The Notes are unsecured, subordinated obligations of Fulton and: (i) rank junior to all of Fulton’s existing and future senior indebtedness; (ii) rank equal in right of payment with any of Fulton’s existing and future subordinated indebtedness; (iii) rank senior to Fulton’s obligations relating to any junior subordinated debt securities issued to its capital trust subsidiaries; (iv) are effectively subordinated to all of Fulton’s secured indebtedness to the extent of the value of the assets securing such indebtedness; and (v) are structurally subordinated to all of the existing and future liabilities and obligations of Fulton’s subsidiaries, including deposit liabilities and claims of other creditors of Fulton’s bank subsidiary, Fulton Bank, N.A.

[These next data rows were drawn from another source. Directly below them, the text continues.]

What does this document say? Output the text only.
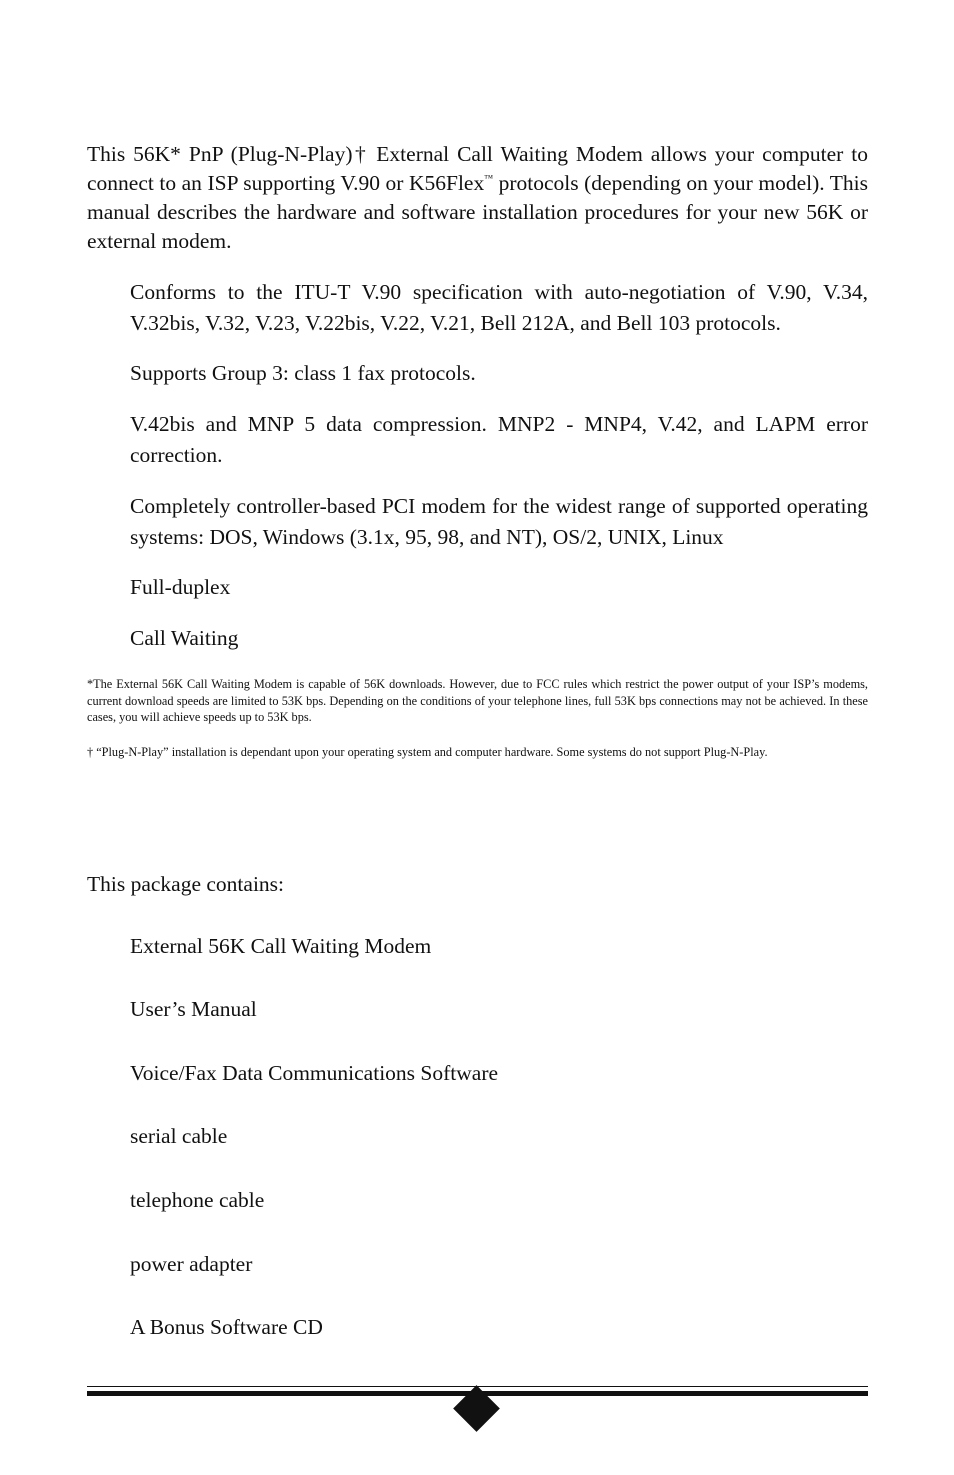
This 56K* PnP (Plug-N-Play)† External Call Waiting Modem allows your computer to connect to an ISP supporting V.90 or K56Flex™ protocols (depending on your model). This manual describes the hardware and software installation procedures for your new 56K or external modem.

Conforms to the ITU-T V.90 specification with auto-negotiation of V.90, V.34, V.32bis, V.32, V.23, V.22bis, V.22, V.21, Bell 212A, and Bell 103 protocols.

Supports Group 3: class 1 fax protocols.

V.42bis and MNP 5 data compression. MNP2 - MNP4, V.42, and LAPM error correction.

Completely controller-based PCI modem for the widest range of supported operating systems: DOS, Windows (3.1x, 95, 98, and NT), OS/2, UNIX, Linux

Full-duplex

Call Waiting

*The External 56K Call Waiting Modem is capable of 56K downloads. However, due to FCC rules which restrict the power output of your ISP’s modems, current download speeds are limited to 53K bps. Depending on the conditions of your telephone lines, full 53K bps connections may not be achieved. In these cases, you will achieve speeds up to 53K bps.

† “Plug-N-Play” installation is dependant upon your operating system and computer hardware. Some systems do not support Plug-N-Play.

This package contains:

External 56K Call Waiting Modem

User’s Manual

Voice/Fax Data Communications Software

serial cable

telephone cable

power adapter

A Bonus Software CD
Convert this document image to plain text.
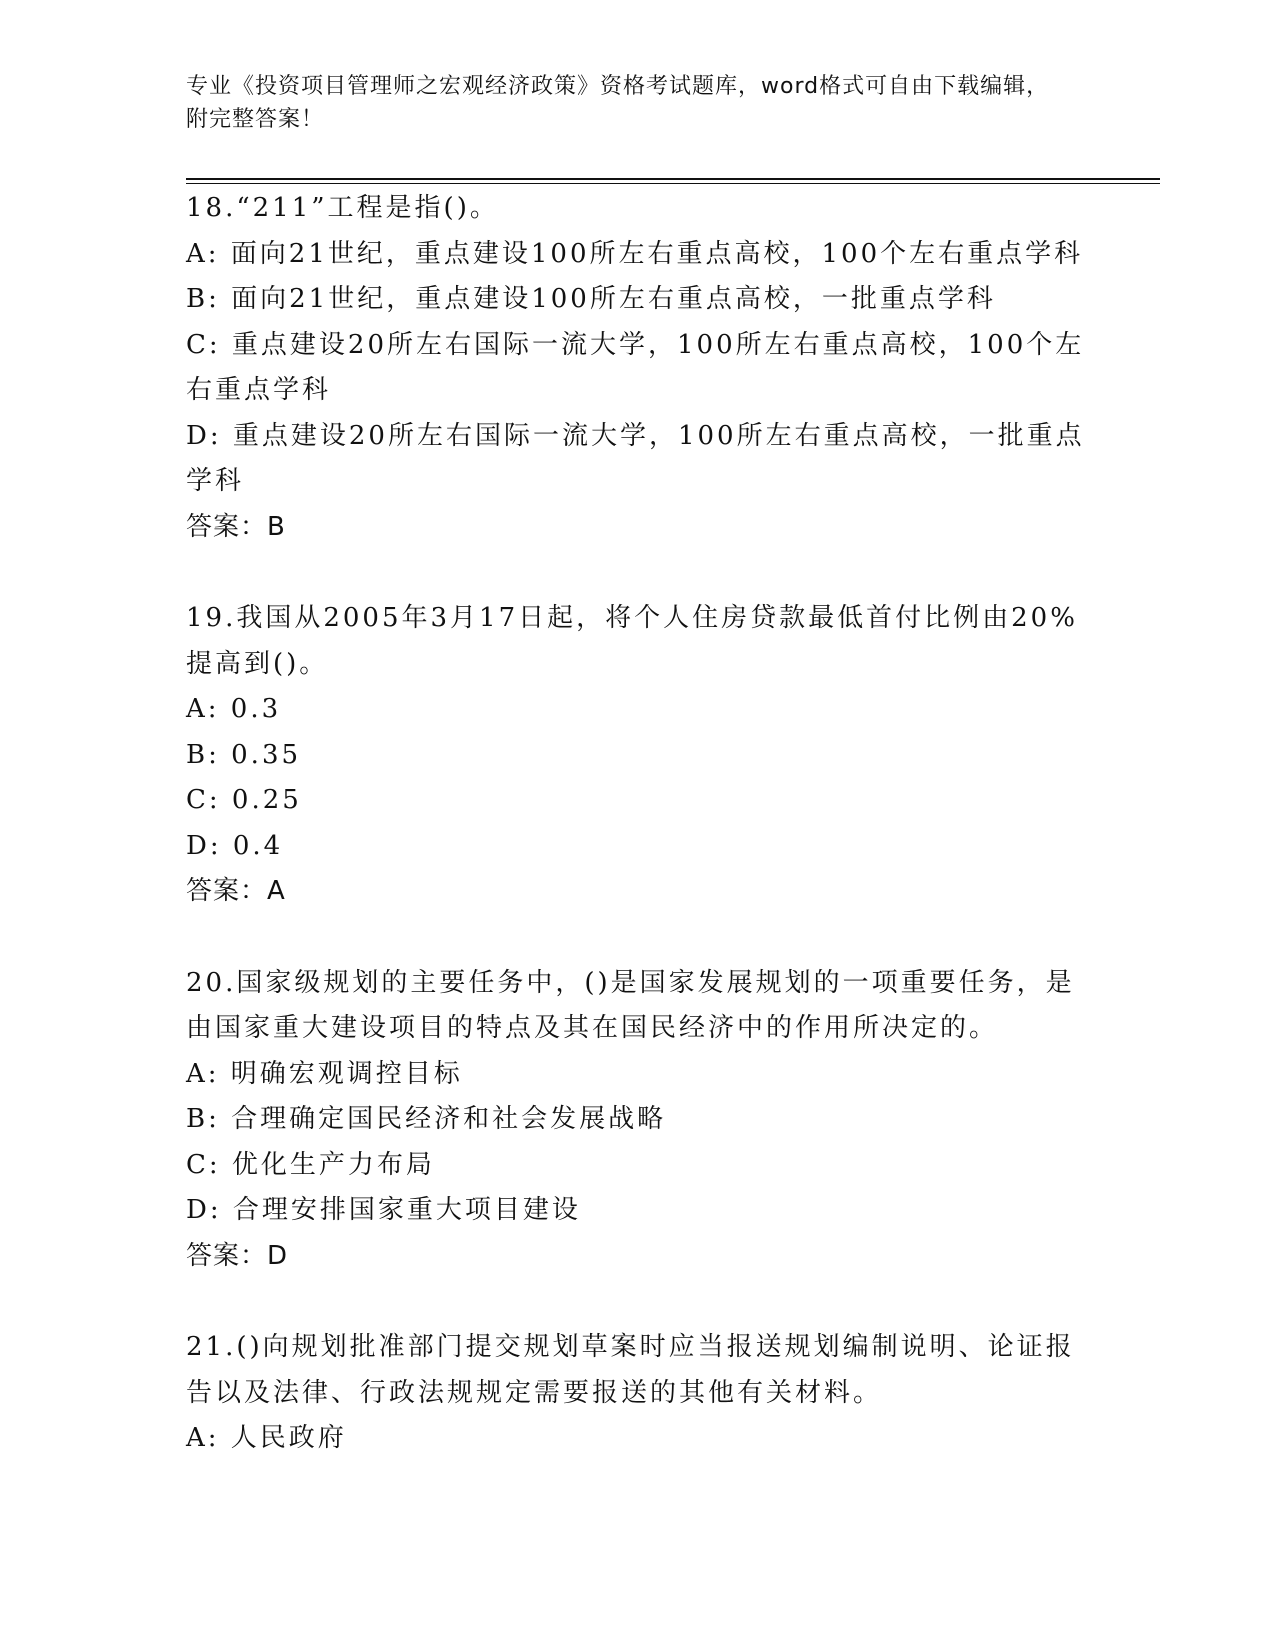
专业《投资项目管理师之宏观经济政策》资格考试题库，word格式可自由下载编辑，附完整答案！
18.“211”工程是指()。
A: 面向21世纪，重点建设100所左右重点高校，100个左右重点学科
B: 面向21世纪，重点建设100所左右重点高校，一批重点学科
C: 重点建设20所左右国际一流大学，100所左右重点高校，100个左右重点学科
D: 重点建设20所左右国际一流大学，100所左右重点高校，一批重点学科
答案：B
19.我国从2005年3月17日起，将个人住房贷款最低首付比例由20%提高到()。
A: 0.3
B: 0.35
C: 0.25
D: 0.4
答案：A
20.国家级规划的主要任务中，()是国家发展规划的一项重要任务，是由国家重大建设项目的特点及其在国民经济中的作用所决定的。
A: 明确宏观调控目标
B: 合理确定国民经济和社会发展战略
C: 优化生产力布局
D: 合理安排国家重大项目建设
答案：D
21.()向规划批准部门提交规划草案时应当报送规划编制说明、论证报告以及法律、行政法规规定需要报送的其他有关材料。
A: 人民政府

The Indenture provides that the maturity of the Notes may only be accelerated upon the occurrence of certain events related to the bankruptcy or insolvency of Fulton, whether voluntary or involuntary, or certain events related to the insolvency of Fulton Bank, N.A. There is no right of acceleration of the payment of principal of the Notes upon a default in the payment of principal of or interest on the Notes or in the performance of any of Fulton’s covenants or agreements contained in the Notes, in the Indenture or any of Fulton’s other obligations or liabilities.